A stress test for Western civilisation
The free, humane political order—inspired by the likes of John Locke, David Hume and our other heroes of the Enlightenment, given shape by the Fathers of the US Constitution and promoted by generations of members of the Mont Pèlerin Society—is now more threatened from within and without than at any time since the late 1940s, when Friedrich Hayek brought together some concerned friends on that mountain in Switzerland[21].
In this era of polarised politics and societal tribulations, migration-triggered populism subjects Western civilisation to a mighty stress test. No one can be sure that Western civilisation will be able to survive it intact. After all, the big lesson of history is that civilisations rise and fall.
We face an epochal challenge.

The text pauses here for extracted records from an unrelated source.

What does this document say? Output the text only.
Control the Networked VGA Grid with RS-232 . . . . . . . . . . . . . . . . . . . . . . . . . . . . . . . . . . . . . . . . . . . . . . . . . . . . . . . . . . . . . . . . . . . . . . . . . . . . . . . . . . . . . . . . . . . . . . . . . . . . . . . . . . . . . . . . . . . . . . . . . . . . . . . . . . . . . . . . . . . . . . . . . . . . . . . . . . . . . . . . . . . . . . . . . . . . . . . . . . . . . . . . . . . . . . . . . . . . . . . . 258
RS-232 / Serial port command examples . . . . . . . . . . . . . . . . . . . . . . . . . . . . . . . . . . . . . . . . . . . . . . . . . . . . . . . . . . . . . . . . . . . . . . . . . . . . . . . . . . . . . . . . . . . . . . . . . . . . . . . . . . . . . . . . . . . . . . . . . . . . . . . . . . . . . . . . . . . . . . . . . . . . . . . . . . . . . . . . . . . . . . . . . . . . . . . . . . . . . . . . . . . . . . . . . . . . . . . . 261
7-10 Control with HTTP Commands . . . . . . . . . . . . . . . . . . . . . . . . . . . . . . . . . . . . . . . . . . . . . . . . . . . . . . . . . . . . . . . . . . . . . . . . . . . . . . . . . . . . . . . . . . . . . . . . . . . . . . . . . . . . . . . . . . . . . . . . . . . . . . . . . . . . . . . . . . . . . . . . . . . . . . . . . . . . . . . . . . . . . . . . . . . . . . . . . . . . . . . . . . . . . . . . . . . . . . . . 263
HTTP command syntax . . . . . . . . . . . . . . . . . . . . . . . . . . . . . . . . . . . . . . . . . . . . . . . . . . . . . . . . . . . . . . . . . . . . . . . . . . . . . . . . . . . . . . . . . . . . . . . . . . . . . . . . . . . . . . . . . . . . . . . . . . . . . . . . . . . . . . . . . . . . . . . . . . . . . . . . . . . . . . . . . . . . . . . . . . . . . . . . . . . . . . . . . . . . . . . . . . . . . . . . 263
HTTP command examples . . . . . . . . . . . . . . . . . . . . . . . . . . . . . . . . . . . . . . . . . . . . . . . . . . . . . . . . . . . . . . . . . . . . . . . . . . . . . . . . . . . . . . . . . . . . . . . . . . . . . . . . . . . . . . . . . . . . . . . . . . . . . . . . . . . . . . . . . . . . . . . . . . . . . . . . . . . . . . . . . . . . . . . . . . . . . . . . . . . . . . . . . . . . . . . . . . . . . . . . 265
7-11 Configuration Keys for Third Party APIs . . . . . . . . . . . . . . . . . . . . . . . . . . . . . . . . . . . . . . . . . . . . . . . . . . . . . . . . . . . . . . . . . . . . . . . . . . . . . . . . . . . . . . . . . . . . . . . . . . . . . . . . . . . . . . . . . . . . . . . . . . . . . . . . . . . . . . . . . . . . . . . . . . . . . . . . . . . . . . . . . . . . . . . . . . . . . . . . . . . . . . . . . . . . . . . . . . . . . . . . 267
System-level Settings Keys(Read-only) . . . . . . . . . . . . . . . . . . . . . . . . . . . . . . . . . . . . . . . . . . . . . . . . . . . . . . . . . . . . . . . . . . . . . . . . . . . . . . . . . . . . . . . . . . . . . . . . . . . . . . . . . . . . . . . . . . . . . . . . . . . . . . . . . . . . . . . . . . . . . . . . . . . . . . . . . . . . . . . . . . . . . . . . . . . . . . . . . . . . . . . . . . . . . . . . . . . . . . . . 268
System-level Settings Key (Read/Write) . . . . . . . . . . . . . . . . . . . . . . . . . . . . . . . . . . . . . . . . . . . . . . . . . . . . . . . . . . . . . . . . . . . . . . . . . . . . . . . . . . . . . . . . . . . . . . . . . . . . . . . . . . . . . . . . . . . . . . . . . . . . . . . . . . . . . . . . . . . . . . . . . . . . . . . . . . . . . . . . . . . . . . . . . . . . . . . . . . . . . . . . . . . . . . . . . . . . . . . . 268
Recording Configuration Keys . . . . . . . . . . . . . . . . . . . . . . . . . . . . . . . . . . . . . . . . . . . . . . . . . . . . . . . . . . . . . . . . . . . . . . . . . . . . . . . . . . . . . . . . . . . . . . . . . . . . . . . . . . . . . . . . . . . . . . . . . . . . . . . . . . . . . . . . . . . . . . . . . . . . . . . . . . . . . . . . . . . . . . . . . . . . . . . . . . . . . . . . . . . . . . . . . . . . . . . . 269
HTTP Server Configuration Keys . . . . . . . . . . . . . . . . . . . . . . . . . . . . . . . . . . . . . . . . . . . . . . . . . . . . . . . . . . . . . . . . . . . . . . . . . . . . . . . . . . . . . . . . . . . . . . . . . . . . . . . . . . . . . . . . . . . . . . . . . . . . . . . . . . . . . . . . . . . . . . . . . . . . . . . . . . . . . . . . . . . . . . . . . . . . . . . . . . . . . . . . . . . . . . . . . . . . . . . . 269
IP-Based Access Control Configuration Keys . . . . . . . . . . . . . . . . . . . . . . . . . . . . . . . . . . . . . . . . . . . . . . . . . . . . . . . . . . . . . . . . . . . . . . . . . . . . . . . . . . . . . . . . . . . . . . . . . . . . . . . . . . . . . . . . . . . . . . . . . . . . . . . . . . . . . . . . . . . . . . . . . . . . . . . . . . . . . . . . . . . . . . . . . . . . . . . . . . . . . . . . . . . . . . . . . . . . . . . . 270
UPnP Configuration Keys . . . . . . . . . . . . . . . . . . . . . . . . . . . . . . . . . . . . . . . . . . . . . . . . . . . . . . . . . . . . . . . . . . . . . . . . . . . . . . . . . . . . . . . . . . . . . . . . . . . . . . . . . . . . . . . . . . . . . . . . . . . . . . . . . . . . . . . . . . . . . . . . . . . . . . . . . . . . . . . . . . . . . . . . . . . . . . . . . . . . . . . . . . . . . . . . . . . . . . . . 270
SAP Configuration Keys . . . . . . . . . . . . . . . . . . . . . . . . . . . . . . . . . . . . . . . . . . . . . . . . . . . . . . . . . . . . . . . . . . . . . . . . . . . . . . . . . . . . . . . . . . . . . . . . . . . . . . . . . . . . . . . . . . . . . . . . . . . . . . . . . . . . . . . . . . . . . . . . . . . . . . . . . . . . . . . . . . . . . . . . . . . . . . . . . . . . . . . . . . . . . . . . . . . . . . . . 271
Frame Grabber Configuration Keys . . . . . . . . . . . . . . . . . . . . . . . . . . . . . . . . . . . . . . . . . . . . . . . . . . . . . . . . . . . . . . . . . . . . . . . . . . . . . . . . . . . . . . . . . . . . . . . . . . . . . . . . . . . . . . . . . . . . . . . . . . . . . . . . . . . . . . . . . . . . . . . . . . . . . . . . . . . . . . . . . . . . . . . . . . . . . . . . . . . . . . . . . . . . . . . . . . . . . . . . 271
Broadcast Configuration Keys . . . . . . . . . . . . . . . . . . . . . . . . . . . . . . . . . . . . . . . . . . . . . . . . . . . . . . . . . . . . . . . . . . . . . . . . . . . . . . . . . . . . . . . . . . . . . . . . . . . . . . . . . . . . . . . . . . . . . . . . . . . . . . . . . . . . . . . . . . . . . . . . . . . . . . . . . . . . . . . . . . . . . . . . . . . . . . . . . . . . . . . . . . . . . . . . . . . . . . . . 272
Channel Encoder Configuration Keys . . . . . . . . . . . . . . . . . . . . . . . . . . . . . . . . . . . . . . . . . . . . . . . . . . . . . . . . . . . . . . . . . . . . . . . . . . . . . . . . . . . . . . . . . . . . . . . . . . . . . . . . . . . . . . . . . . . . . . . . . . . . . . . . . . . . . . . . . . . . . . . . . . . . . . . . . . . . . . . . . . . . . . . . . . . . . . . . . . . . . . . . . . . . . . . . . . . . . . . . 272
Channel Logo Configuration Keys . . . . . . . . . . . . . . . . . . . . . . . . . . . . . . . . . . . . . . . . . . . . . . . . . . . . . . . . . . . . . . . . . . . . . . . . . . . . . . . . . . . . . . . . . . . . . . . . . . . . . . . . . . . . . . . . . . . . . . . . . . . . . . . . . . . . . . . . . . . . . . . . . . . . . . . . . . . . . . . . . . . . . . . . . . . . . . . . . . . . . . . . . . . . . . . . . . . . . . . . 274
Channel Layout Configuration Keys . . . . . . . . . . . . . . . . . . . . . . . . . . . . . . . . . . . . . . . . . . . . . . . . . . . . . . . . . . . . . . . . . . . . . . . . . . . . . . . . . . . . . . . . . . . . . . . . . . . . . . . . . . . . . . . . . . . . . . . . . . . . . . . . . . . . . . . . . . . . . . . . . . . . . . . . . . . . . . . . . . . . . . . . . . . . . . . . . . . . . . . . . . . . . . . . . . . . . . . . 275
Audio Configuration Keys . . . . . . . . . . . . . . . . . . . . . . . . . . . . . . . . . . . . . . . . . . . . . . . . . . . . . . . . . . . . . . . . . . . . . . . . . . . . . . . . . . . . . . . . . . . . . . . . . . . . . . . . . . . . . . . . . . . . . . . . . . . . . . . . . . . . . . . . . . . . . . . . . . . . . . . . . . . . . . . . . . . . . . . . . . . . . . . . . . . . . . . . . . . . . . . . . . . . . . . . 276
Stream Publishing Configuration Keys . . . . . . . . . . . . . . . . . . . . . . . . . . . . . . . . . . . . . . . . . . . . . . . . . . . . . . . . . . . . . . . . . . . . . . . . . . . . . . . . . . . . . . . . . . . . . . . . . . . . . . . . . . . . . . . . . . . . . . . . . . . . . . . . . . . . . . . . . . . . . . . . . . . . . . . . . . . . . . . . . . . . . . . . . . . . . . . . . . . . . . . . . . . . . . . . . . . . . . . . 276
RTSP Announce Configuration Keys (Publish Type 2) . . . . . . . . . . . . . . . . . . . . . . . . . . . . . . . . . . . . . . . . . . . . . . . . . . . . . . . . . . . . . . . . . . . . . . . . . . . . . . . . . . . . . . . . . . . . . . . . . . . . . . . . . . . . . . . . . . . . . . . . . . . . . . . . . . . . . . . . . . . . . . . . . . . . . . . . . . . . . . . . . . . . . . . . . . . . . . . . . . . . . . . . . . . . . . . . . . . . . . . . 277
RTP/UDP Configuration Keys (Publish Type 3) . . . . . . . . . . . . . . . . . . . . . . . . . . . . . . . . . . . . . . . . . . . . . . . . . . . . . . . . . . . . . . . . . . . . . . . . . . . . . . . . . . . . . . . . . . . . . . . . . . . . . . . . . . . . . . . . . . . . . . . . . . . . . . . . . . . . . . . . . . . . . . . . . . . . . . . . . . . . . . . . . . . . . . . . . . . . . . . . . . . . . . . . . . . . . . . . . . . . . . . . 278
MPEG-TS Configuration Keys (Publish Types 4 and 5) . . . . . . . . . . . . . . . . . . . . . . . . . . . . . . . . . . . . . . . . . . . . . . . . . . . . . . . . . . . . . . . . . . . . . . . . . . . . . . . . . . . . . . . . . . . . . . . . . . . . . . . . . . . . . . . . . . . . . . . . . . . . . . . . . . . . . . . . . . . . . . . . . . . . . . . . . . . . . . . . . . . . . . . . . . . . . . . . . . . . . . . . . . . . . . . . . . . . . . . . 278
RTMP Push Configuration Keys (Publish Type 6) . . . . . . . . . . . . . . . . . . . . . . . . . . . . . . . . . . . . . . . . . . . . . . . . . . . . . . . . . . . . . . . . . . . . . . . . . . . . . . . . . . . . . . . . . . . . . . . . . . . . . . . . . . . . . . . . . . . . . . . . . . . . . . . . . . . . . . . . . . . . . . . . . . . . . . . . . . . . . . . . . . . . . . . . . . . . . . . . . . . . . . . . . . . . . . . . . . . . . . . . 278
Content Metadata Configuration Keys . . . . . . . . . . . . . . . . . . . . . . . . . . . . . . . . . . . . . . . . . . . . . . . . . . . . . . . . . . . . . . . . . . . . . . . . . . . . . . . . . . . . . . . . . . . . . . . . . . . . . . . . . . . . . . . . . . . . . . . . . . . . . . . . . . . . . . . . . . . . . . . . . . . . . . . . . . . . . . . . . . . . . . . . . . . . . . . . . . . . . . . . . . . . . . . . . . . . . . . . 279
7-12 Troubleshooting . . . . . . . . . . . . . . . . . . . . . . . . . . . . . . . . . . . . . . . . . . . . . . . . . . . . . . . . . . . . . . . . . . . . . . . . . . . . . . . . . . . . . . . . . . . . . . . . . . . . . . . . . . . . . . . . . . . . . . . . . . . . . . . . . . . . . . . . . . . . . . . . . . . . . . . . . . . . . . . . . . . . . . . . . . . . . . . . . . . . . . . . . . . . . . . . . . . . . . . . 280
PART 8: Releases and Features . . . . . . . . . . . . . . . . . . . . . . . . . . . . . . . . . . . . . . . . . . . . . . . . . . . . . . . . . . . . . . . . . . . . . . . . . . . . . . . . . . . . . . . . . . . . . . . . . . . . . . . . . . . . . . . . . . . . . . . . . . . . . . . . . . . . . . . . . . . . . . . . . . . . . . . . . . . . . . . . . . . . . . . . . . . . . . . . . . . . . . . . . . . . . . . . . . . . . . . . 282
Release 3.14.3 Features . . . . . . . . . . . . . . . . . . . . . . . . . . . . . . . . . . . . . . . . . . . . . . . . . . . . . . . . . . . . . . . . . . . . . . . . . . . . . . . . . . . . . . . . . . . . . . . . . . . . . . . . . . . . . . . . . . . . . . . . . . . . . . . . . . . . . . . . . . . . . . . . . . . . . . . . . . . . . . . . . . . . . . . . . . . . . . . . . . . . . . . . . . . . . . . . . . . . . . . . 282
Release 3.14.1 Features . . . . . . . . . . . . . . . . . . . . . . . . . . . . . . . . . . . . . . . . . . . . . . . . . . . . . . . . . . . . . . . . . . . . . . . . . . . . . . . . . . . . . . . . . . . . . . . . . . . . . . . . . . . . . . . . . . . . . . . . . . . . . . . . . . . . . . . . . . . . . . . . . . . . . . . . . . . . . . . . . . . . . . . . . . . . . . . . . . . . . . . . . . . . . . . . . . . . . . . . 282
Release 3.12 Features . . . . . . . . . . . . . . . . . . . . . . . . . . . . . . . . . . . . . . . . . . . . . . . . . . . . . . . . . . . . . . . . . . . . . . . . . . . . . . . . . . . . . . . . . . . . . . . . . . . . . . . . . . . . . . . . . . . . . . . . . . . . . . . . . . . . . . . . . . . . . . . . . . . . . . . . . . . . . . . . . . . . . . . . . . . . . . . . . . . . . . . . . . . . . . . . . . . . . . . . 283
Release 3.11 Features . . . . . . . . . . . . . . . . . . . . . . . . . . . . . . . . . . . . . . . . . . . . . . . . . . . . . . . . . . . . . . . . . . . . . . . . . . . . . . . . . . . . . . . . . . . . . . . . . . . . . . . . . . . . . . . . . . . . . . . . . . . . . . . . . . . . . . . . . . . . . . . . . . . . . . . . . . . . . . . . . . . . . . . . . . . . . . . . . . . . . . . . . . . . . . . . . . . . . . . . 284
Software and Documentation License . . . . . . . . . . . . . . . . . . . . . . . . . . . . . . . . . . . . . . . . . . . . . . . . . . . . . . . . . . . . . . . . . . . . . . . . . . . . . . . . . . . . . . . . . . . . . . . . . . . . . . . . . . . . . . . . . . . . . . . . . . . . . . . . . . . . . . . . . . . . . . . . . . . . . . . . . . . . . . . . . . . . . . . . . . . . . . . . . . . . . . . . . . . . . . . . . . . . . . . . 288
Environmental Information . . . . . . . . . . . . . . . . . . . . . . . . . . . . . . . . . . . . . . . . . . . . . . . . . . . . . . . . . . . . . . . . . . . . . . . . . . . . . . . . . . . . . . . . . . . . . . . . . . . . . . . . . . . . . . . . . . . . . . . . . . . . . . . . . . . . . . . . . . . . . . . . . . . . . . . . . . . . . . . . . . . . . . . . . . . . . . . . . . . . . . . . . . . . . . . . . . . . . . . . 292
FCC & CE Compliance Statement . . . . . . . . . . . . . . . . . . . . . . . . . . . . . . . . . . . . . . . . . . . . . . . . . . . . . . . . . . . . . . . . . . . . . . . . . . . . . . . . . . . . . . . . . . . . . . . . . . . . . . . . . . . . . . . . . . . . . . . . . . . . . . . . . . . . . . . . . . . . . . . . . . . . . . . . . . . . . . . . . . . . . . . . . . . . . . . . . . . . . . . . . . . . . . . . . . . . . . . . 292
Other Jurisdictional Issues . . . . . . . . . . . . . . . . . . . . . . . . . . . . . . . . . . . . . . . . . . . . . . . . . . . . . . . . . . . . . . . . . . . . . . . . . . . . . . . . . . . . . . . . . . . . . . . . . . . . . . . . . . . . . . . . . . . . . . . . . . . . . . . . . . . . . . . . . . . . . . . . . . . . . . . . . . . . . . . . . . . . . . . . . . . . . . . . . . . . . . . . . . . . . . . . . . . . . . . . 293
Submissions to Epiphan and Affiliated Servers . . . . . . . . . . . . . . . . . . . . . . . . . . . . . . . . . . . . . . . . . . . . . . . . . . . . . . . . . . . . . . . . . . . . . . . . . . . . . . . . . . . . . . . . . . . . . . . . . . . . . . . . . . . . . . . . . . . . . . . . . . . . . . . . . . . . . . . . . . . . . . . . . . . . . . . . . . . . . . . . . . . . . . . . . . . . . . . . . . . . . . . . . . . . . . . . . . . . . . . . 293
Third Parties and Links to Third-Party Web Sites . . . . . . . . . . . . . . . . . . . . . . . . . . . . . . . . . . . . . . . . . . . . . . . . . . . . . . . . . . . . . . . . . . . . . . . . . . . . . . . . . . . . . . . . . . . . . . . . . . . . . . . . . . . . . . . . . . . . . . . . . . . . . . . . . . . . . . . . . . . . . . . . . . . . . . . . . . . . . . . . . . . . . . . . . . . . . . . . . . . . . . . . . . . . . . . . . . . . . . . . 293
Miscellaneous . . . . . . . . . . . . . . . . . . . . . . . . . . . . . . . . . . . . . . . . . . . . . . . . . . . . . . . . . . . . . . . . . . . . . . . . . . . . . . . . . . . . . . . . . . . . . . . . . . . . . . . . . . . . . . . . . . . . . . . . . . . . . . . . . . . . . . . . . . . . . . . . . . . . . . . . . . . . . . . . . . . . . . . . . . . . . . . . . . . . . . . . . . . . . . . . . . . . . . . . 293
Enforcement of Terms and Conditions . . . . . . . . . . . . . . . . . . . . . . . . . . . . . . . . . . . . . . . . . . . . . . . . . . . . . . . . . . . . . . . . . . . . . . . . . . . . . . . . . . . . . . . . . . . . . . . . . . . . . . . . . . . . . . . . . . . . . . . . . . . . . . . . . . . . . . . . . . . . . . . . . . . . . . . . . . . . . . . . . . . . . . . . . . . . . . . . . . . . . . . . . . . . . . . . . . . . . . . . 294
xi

Only the force of argument for freedom and a robust commitment to protective government will decide whether and where Western civilisation will survive.
The institutional order breaks down when numerous newcomers cannot or will not spontaneously comply with the prevailing rules or when newcomers profit from breaking rules. Sustaining a good order is thus to a large extent a matter of numbers.
Wolfgang Kasper is an emeritus Professor of Economics. This is an edited version of an address to a meeting of the Mont Pèlerin Society in Fort Worth, Texas, in May. Professor Kasper thanks Regine Kasper, Jeff Bennett (Canberra), Václav Klaus (Prague), Stefan Markowski (Warsaw and Canberra), Tom Sowell (Stanford) and many attendants at the Fort Worth gathering for their comments, but of course retains all responsibility for judgments and errors.